Health communications expert, and Lund Report board member, leaves for NYC to teach at City University of New York (CUNY)
August 8, 2014

Chris Palmedo, a communications director for both nonprofit and for-profit health organizations for more than 20 years, is leaving Portland to join the CUNY School of Public Health as associate professor of media, marketing and communications. He will have strategic communications responsibilities for the School and will teach courses on communications and public health. 
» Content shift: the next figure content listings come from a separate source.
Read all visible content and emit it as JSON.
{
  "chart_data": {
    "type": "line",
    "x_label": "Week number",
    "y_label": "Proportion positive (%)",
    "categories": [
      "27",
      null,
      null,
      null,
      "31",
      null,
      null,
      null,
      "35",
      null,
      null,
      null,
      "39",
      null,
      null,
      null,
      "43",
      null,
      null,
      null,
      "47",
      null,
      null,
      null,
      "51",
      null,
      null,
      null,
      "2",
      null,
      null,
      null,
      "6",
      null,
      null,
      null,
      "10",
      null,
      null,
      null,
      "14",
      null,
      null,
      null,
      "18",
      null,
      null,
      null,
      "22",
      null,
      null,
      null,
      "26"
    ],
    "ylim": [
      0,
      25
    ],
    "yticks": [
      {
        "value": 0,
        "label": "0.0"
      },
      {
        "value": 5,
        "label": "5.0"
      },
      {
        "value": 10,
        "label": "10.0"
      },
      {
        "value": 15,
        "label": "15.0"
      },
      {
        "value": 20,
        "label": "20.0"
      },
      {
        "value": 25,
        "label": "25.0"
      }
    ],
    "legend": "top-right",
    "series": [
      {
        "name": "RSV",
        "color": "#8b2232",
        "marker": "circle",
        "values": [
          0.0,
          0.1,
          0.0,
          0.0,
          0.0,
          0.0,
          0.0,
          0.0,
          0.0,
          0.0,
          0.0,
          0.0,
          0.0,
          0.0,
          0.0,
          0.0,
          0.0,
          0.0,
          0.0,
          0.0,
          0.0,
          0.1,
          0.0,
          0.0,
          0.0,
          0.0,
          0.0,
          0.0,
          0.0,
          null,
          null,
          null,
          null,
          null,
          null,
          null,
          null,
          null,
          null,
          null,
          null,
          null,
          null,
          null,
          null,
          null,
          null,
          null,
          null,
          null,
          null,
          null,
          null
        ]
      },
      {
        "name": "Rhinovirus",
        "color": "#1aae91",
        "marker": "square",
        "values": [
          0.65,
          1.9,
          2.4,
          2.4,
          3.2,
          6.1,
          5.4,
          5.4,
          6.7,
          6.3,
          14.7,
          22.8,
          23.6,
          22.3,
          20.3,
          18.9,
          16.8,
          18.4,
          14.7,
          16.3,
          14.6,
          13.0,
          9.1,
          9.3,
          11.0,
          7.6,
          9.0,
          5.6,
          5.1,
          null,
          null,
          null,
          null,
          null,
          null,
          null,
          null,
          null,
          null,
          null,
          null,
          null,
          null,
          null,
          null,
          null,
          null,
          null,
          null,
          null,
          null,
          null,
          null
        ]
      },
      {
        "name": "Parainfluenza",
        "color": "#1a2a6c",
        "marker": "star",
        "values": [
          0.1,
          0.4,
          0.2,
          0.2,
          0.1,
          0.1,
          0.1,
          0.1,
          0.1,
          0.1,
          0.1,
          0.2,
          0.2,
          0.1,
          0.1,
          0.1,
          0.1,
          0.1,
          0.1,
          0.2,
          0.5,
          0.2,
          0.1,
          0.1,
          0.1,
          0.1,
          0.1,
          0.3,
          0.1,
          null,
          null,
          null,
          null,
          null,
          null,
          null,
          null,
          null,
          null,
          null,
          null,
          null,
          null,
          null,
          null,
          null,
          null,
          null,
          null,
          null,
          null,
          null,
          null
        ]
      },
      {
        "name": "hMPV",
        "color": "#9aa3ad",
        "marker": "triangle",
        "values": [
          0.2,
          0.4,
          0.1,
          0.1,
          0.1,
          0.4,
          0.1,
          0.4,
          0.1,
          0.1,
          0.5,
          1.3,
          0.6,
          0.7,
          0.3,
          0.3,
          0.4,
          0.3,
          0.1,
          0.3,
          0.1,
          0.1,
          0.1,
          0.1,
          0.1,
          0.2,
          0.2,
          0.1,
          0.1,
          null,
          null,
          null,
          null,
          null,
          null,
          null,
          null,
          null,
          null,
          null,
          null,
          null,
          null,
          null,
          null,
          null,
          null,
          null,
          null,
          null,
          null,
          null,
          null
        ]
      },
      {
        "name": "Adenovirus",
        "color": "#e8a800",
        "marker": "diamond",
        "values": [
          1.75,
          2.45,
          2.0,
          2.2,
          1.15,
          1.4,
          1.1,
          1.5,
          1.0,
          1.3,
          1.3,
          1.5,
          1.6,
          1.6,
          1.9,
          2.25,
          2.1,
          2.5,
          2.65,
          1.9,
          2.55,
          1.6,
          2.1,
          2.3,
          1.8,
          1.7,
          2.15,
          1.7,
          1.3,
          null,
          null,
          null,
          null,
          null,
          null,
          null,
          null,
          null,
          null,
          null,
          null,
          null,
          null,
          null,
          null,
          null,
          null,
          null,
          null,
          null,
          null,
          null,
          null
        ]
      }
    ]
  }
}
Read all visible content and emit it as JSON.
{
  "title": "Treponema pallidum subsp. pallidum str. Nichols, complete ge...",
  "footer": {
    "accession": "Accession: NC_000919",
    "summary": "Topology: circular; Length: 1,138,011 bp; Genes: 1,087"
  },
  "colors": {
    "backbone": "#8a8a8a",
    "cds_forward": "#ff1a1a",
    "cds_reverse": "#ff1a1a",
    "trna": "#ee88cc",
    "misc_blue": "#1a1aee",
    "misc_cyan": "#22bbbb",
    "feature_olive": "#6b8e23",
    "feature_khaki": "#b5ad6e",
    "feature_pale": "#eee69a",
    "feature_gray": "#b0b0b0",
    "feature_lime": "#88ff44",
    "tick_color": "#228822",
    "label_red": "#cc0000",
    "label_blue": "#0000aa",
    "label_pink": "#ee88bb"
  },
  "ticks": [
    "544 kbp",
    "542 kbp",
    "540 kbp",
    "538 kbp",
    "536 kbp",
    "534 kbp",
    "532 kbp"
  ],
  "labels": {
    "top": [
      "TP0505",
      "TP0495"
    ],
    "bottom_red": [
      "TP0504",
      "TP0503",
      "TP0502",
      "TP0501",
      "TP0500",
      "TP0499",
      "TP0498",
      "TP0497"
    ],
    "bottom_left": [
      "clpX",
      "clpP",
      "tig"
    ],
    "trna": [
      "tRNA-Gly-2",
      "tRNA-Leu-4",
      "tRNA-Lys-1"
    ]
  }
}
“While uneasy about leaving idyllic Portland, I’m thrilled to join CUNY at a very exciting time,” he says, directing particular enthusiasm toward a new initiative called “Healthy CUNY,” (link ? http://www.cuny.edu/about/resources/healthycuny.html ) a massive campaign run by students, faculty and staff to make CUNY the healthiest urban university in the United States. Healthy CUNY seeks to create environments and policies that make healthy choices easier for students and looks for ways to reduce socioeconomic, racial and other inequalities for students and their families.

Palmedo says that, during the interview process, he discussed much of the work occurring in Portland to bring racial and ethnic disparities into focus and to frame health as a community issue affected by our social environments. “It’s become clear to me that many communities have yet to commit to addressing health in these terms,” he says.

Palmedo received his PhD in public policy from Portland State’s Urban and Public Affairs this year, and recently served as director of pubic affairs at Northwest Health Foundation, where he says he learned a great deal from the foundation’s various government and community partners. “The public health community in Portland is of a size, and of a culture, that dialogue ferments and grows – it doesn’t dissipate,” he observes. 

“To me, Portland, and Oregon, both seem to benefit from a strong public health community among city, county and state governments, along with dynamic nonprofits that advocate for better health for everyone living here.”

David Bragdon recently suggested that New York seeks to make the city ‘greater,’ while Portland is more concerned with maintaining quality of life,” Palmedo says. “I look forward to infusing both perspectives into my new role. The CUNY School of Public Health has a close relationship with the City of New York and is interested in helping New York become safer and healthier for everyone who lives there.”

“Progress and prosperity are values held by all those new Americans who entered this country through New York and elsewhere,” he says, “and I can’t imagine a better time and place for me to participate in the current movement to help fulfill the American promise of health, equity, and prosperity for all.”